Нарекли ребенка Кузьмою. Намаялась с ним мать, что и говорить. Пока мал был Кузьма, не понимал, что ему горькая долюшка выпала. Дите, оно и есть дите. Каждое утро хотел Кузьма с правой ноги встать, а вставал с левой. Захочет матери что-нибудь по домашности помочь, дак все наоборот выходит. Иль горшки разобьет-расколотит, иль хуже того – себя поранит. Однажды приходит он к матери весь в слезах и спрашивает, отчего у него нойка на сердце.
Залилась мать слезами:
– Зародился ты в ту звезду бесчастную, в лихую годину. Нет тебе талану на роду…

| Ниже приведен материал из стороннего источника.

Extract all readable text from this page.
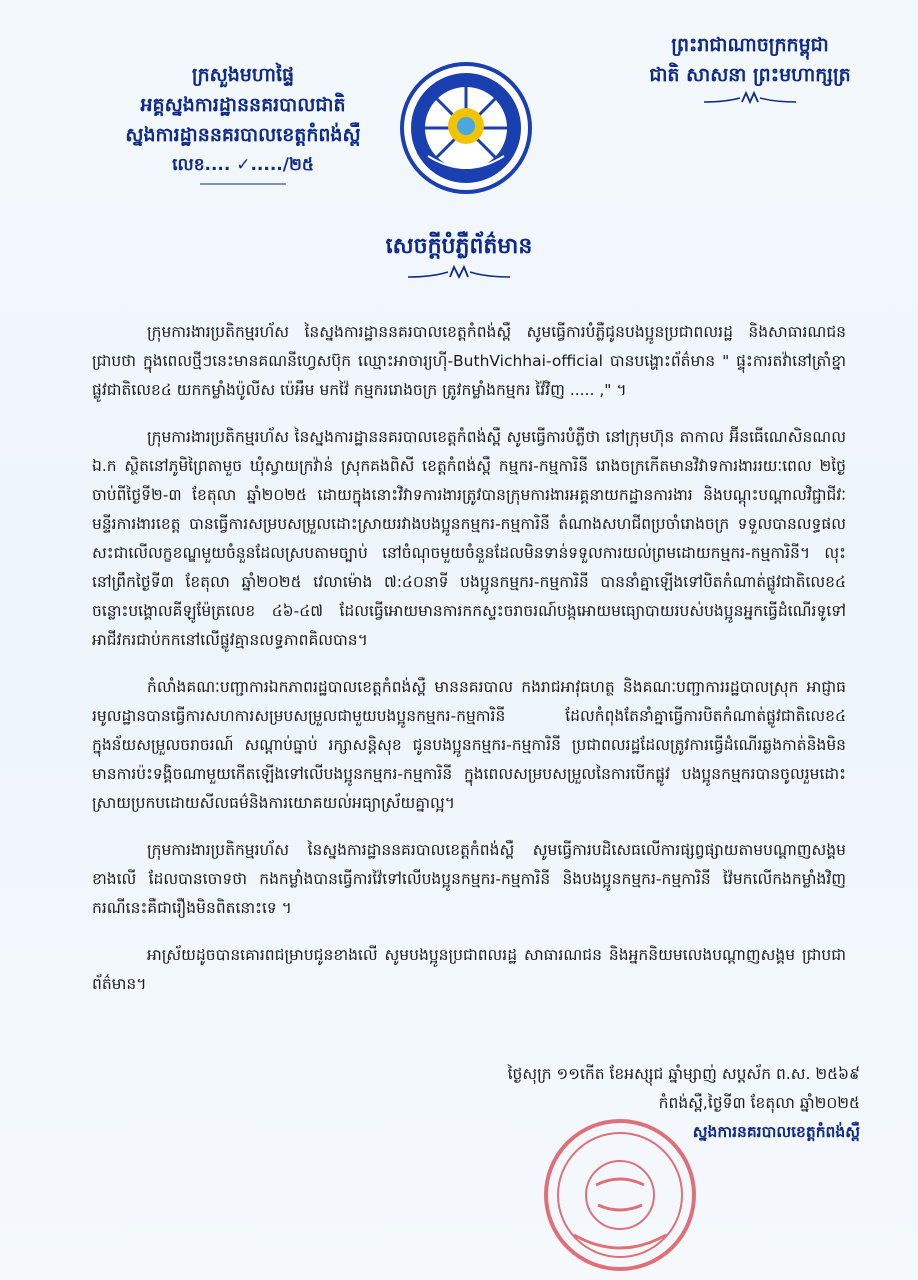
ព្រះរាជាណាចក្រកម្ពុជា
ជាតិ សាសនា ព្រះមហាក្សត្រ
ក្រសួងមហាផ្ទៃ
អគ្គស្នងការដ្ឋាននគរបាលជាតិ
ស្នងការដ្ឋាននគរបាលខេត្តកំពង់ស្ពឺ
លេខ.... ✓...../២៥
សេចក្តីបំភ្លឺព័ត៌មាន

ក្រុមការងារប្រតិកម្មរហ័ស នៃស្នងការដ្ឋាននគរបាលខេត្តកំពង់ស្ពឺ សូមធ្វើការបំភ្លឺជូនបងប្អូនប្រជាពលរដ្ឋ និងសាធារណជន ជ្រាបថា ក្នុងពេលថ្មីៗនេះមានគណនីហ្វេសប៊ុក ឈ្មោះអាចារ្យហ៊ី-ButhVichhai-official បានបង្ហោះព័ត៌មាន " ផ្ទុះការតវ៉ានៅត្រាំខ្នា ផ្លូវជាតិលេខ៤ យកកម្លាំងប៉ូលីស ប៉េអឹម មកវ៉ៃ កម្មកររោងចក្រ ត្រូវកម្លាំងកម្មករ វ៉ៃវិញ ..... ," ។

ក្រុមការងារប្រតិកម្មរហ័ស នៃស្នងការដ្ឋាននគរបាលខេត្តកំពង់ស្ពឺ សូមធ្វើការបំភ្លឺថា នៅក្រុមហ៊ុន តាកាល អ៊ីនធើណេសិនណល ឯ.ក ស្ថិតនៅភូមិព្រៃតាមួច ឃុំស្វាយក្រវ៉ាន់ ស្រុកគងពិសី ខេត្តកំពង់ស្ពឺ កម្មករ-កម្មការិនី រោងចក្រកើតមានវិវាទការងាររយៈពេល ២ថ្ងៃ ចាប់ពីថ្ងៃទី២-៣ ខែតុលា ឆ្នាំ២០២៥ ដោយក្នុងនោះវិវាទការងារត្រូវបានក្រុមការងារអគ្គនាយកដ្ឋានការងារ និងបណ្តុះបណ្តាលវិជ្ជាជីវៈ មន្ទីរការងារខេត្ត បានធ្វើការសម្របសម្រួលដោះស្រាយរវាងបងប្អូនកម្មករ-កម្មការិនី តំណាងសហជីពប្រចាំរោងចក្រ ទទួលបានលទ្ធផលសះជាលើលក្ខខណ្ឌមួយចំនួនដែលស្របតាមច្បាប់ នៅចំណុចមួយចំនួនដែលមិនទាន់ទទួលការយល់ព្រមដោយកម្មករ-កម្មការិនី។ លុះនៅព្រឹកថ្ងៃទី៣ ខែតុលា ឆ្នាំ២០២៥ វេលាម៉ោង ៧:៤០នាទី បងប្អូនកម្មករ-កម្មការិនី បាននាំគ្នាឡើងទៅបិតកំណាត់ផ្លូវជាតិលេខ៤ ចន្លោះបង្គោលគីឡូម៉ែត្រលេខ ៤៦-៤៧ ដែលធ្វើអោយមានការកកស្ទះចរាចរណ៍បង្កអោយមធ្យោបាយរបស់បងប្អូនអ្នកធ្វើដំណើរទូទៅ អាជីវករជាប់កកនៅលើផ្លូវគ្មានលទ្ធភាពគិលបាន។

កំលាំងគណៈបញ្ជាការឯកភាពរដ្ឋបាលខេត្តកំពង់ស្ពឺ មាននគរបាល កងរាជអាវុធហត្ថ និងគណៈបញ្ជាការរដ្ឋបាលស្រុក អាជ្ញាធរមូលដ្ឋានបានធ្វើការសហការសម្របសម្រួលជាមួយបងប្អូនកម្មករ-កម្មការិនី ដែលកំពុងតែនាំគ្នាធ្វើការបិតកំណាត់ផ្លូវជាតិលេខ៤ ក្នុងន័យសម្រួលចរាចរណ៍ សណ្តាប់ធ្នាប់ រក្សាសន្តិសុខ ជូនបងប្អូនកម្មករ-កម្មការិនី ប្រជាពលរដ្ឋដែលត្រូវការធ្វើដំណើរឆ្លងកាត់និងមិនមានការប៉ះទង្គិចណាមួយកើតឡើងទៅលើបងប្អូនកម្មករ-កម្មការិនី ក្នុងពេលសម្របសម្រួលនៃការបើកផ្លូវ បងប្អូនកម្មករបានចូលរួមដោះស្រាយប្រកបដោយសីលធម៌និងការយោគយល់អធ្យាស្រ័យគ្នាល្អ។

ក្រុមការងារប្រតិកម្មរហ័ស នៃស្នងការដ្ឋាននគរបាលខេត្តកំពង់ស្ពឺ សូមធ្វើការបដិសេធលើការផ្សព្វផ្សាយតាមបណ្តាញសង្គមខាងលើ ដែលបានចោទថា កងកម្លាំងបានធ្វើការវ៉ៃទៅលើបងប្អូនកម្មករ-កម្មការិនី និងបងប្អូនកម្មករ-កម្មការិនី វ៉ៃមកលើកងកម្លាំងវិញ ករណីនេះគឺជារឿងមិនពិតនោះទេ ។

អាស្រ័យដូចបានគោរពជម្រាបជូនខាងលើ សូមបងប្អូនប្រជាពលរដ្ឋ សាធារណជន និងអ្នកនិយមលេងបណ្តាញសង្គម ជ្រាបជាព័ត៌មាន។

ថ្ងៃសុក្រ ១១កើត ខែអស្សុជ ឆ្នាំម្សាញ់ សប្តស័ក ព.ស. ២៥៦៩
កំពង់ស្ពឺ,ថ្ងៃទី៣ ខែតុលា ឆ្នាំ២០២៥
ស្នងការនគរបាលខេត្តកំពង់ស្ពឺ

После этого случая совсем духом пал Кузьма: злая змея на сердце залегла.
Вырос он жидким да слаботельным. Говорили про него: не казачьего роду… Ну что ж, в хлебе не без ухвостья. Терпели Кузю в станице: кто жалел, а кто и подсмеивался над ним, да не в зло. Он тож дружбы ни с кем не водил, одиночествовал. От людей прятался. Солнышко к закату потянулось, и Кузя на завалинке объявлялся. Молодой еще, а повадки стариковские заимел.
В той же станице жила дочка атамана Дарья. И личиком бела, и с очей весела. Огонь-девка, живому черту глаза колет. Отцова любимица. Вздыхал атаман: «Эх, жаль, что девка. Такой бы казак вышел». Сватов отгонял, свою дочку высоко ставил. Хотел мужа ей найти, чтоб по ней был.
Вот как-то раз проходила Дарьюшка с подружкой мимо Кузиного дома, увидела его на завалинке и запало ей что-то в душу: возьми да спроси, а это, мол, кто такой? Чтой-то раньше я его не видывала.
А подружка ей в ответ удивляется.
– Сколько разов мимо проходила и только заприметила. Да это Кузя-горедушный.
– А от чего горедушный? – спрашивает Дарьюшка.
– Кто-ить знает. Так люди меж собой гутарят. Да вона вишь сидит, развесил печаль по плечам, сам собой любуется.
Разобрало Дарьюшку любопытство.
– Давай подойдем к нему, – говорит.
– Да ну, – отвечает подружка и руками замахала, – с ним тока тоску разводить.
Дарьюшка Дарьюшкой бы не была, если б на своем не настояла.
Подошли они к Кузе. А тот и глазом не ведет. Сидит горюн-горюном. Об чем-то думу думает.